President Biden and his South Korean counterpart Moon Jae In announced the termination of the so-called “Revised Missile Guidelines” in a single sentence of their joint statement following a meeting at the White House earlier this month.

The guidelines were initially implemented in 1979 in the hope of preventing a nuclear arms race on the Korean Peninsula. They had been revised several times since. According to Foreign Policy magazine, the restrictions initially limited the range of Seoul’s missiles to 180 kilometers (111.8 miles). The most recent change to the distance guidelines, in 2012, capped South Korea’s ballistic missile range at 800 kilometers (497.1 miles).

On Sunday, North Korea’s KCNA propaganda agency published a screed by Kim Myong Chol, an unofficial spokesperson for the Pyongyang regime described by KCNA as an “international affairs critic.”

In the article, first reported by Reuters, Kim accused the US of being “engrossed in confrontation despite its lip-service to dialogue” and claimed “the termination step is a stark reminder of the US hostile policy toward the DPRK [North Korea] and its shameful double-dealing.”

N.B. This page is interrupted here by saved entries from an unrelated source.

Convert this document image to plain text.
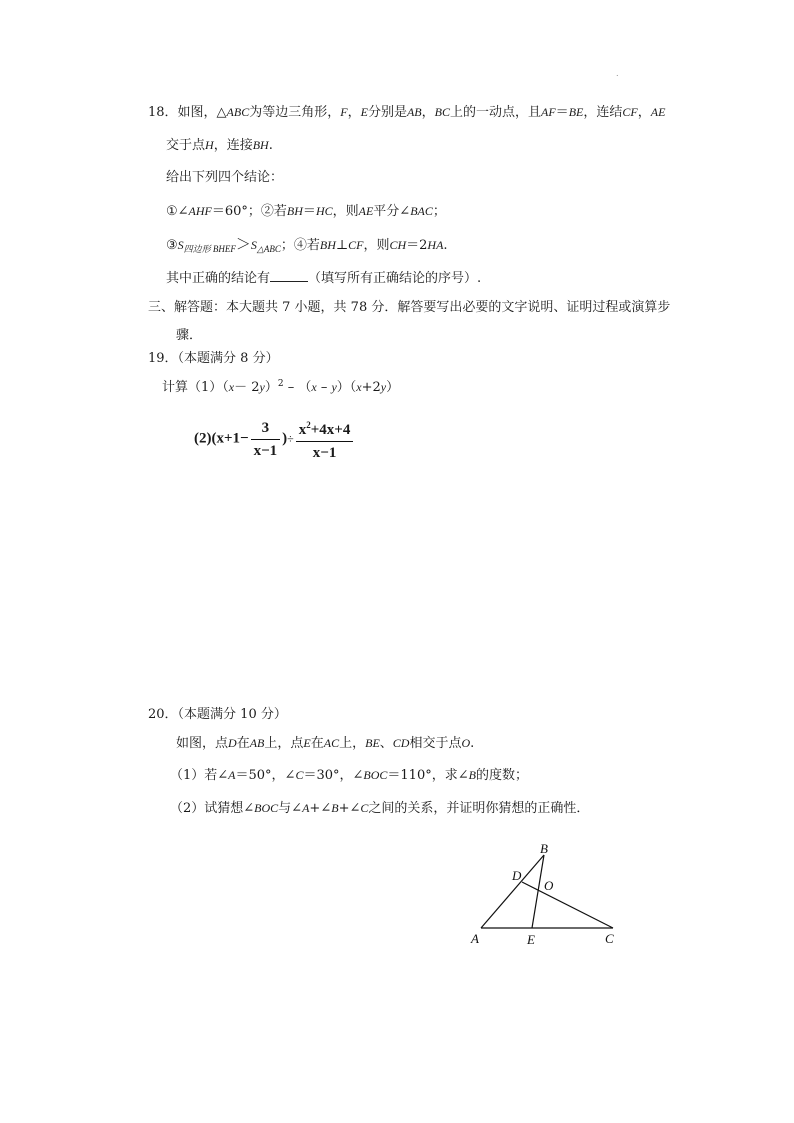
.
18．如图，△ABC为等边三角形，F，E分别是AB，BC上的一动点，且AF＝BE，连结CF，AE
交于点H，连接BH.
给出下列四个结论：
①∠AHF＝60°；②若BH＝HC，则AE平分∠BAC；
$③S_{四边形 BHEF}>S_{\triangle ABC}$；④若BH⊥CF，则CH＝2HA.
其中正确的结论有	（填写所有正确结论的序号）.
三、解答题：本大题共 7 小题，共 78 分．解答要写出必要的文字说明、证明过程或演算步
骤．
19．（本题满分 8 分）
计算$(1)(x- 2y)^2 - (x - y)(x+2y)$
$(2)(x+1- \frac{3}{x-1}$ )÷ $\frac{x^2+4x+4}{x-1}$
20．（本题满分 10 分）
如图，点D在AB上，点E在AC上，BE、CD相交于点O.
（1）若∠A＝50°，∠C＝30°，∠BOC＝110°，求∠B的度数；
（2）试猜想∠BOC与∠A+∠B+∠C之间的关系，并证明你猜想的正确性．
B
D
O
A	E	C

Kim briefly raged against Moon in the article for what he called the “disgusting” and “indecent act” of “putting himself within the gun-sights of regional countries,” but saved the bulk of his criticism for the United States.

“Now that the US and the [S]outh Korean authorities made clear their ambition of aggression, they are left with no reasons whatsoever to fault the DPRK bolstering its capabilities for self-defense,” he wrote. “We will counter the US on the principle of strength for strength and good faith in kind.”

North Korea last conducted a missile test in March of this year, its first launches in more than a year.